The Lime Green Racing Machine

This blog post is going to be a bit of a brain dump for me, I don’t even know how it’s going to end but hopefully it will be cathartic and help me come to some kind of decision on a boat.

This weekend began with the kayak gods smiling on me. After the Thruster left my all too brief care earlier in the week to go to a better home and hopefully a better paddler I was left without a K1, I had a relatively small budget to play with and the clock is very much ticking for training. Then out of the blue I received a letter from the bank saying that they had made a terrible mistake on a loan I had long forgotten about and wanted to make it up to me by sending some apology money, overnight the budget for my kayak doubled.

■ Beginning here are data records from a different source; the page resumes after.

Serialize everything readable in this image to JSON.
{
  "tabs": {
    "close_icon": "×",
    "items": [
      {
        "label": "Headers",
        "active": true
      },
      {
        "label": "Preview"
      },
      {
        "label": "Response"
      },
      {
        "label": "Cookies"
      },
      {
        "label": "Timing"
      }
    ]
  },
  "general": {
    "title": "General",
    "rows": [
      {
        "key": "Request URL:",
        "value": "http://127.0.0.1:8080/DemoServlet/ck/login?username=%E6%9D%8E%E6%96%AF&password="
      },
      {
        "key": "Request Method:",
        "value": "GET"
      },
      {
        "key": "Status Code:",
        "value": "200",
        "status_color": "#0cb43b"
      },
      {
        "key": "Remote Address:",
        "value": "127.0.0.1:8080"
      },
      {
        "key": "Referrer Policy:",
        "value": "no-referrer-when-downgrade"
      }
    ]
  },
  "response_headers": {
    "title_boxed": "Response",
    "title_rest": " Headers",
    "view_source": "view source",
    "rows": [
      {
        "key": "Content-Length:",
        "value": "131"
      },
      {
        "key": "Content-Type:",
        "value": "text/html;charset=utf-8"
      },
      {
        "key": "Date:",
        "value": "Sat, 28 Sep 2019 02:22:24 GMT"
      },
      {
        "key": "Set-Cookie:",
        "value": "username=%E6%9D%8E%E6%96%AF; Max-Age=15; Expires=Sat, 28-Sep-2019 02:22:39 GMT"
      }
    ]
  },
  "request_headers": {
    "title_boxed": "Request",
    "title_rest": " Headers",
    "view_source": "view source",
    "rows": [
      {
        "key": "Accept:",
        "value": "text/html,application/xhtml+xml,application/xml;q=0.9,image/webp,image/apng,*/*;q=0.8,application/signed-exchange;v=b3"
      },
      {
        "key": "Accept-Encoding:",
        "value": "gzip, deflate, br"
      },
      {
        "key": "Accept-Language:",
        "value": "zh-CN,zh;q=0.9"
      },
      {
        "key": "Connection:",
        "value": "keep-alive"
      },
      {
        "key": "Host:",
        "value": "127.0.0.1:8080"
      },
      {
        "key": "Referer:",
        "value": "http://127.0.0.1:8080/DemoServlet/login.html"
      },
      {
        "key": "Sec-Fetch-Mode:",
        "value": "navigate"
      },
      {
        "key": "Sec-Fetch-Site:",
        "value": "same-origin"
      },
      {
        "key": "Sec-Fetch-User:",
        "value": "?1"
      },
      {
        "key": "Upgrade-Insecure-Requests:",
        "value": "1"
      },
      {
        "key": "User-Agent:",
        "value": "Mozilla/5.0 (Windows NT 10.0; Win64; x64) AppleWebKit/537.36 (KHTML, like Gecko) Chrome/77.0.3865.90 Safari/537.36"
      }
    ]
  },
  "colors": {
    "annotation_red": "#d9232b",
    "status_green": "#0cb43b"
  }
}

This meant that Sunday we had a road trip to Southampton to look at a boat I have had an eye on for a little while, a Knysna Lancer CX. Looking over the internet the manufacturer says it is a stable boat for the smaller paddler, which could mean anything but with a weight limit of 80kg, I’m going to be at the top end of that. It does look great though, the gel coat on the one I am looking at is a love/hate lime green colour which I very firmly love, and it has a tiller which I am more familiar with as opposed to the gas pedals that were on the Thruster. This boat ticked most of the boxes for me, the only thing left was to try her out for stability.

We met the seller next to a river for a test drive, and lowering myself into the kayak I was greeted with the all too familiar wobble of these unruly boats. Once I got the boat underway I did feel more stable than I ever did in the Thruster, and although it was quite sketchy turning the boat around I didn’t swim and consoled myself that you don’t often do 180 degree turns in K1s. According to my wife, I looked a lot more comfortable in it, and I didn’t have to throw in many low braces to remain dry for once. I think that some of the stability comes from the fact that I am near the design weight and the boat felt like it was more in the water, with the Thruster I was nearly fifty kilograms lighter than the stated weight so often it felt as though the boat was balancing on the surface.

I decided to sleep on the decision and ended up spending most of the rest of the day, and a fitful night of sleep replaying in my mind every wobble and incident that occurred during my first DW race, this time in a lime green boat wondering how I would cope. Most of my thoughts were of the last day on the Thames because the river is huge, the waves are many and I really don’t want to fall in.

So is this the racing kayak for me? It’s a lovely boat and is practically brand new with not a scratch on her, it looks great, is light, comfortable, and fast, and is possibly a good wobble factor for me… The “but” is that it is a lot of money to spend on a kayak that I may chicken out on paddling and decide is too wobbly to take on the DW. I’ve already done that once and I don’t want to do it again... The wobbles that I had when testing though were the familiar ones and maybe they are in the nature of K1 racing and I just need to man up and accept the perpetual threat of falling in if I let my guard down. Argh. I just don’t know!

I told the seller that I would let him know if I wanted it or not today so I really should make my mind up on this boat soon.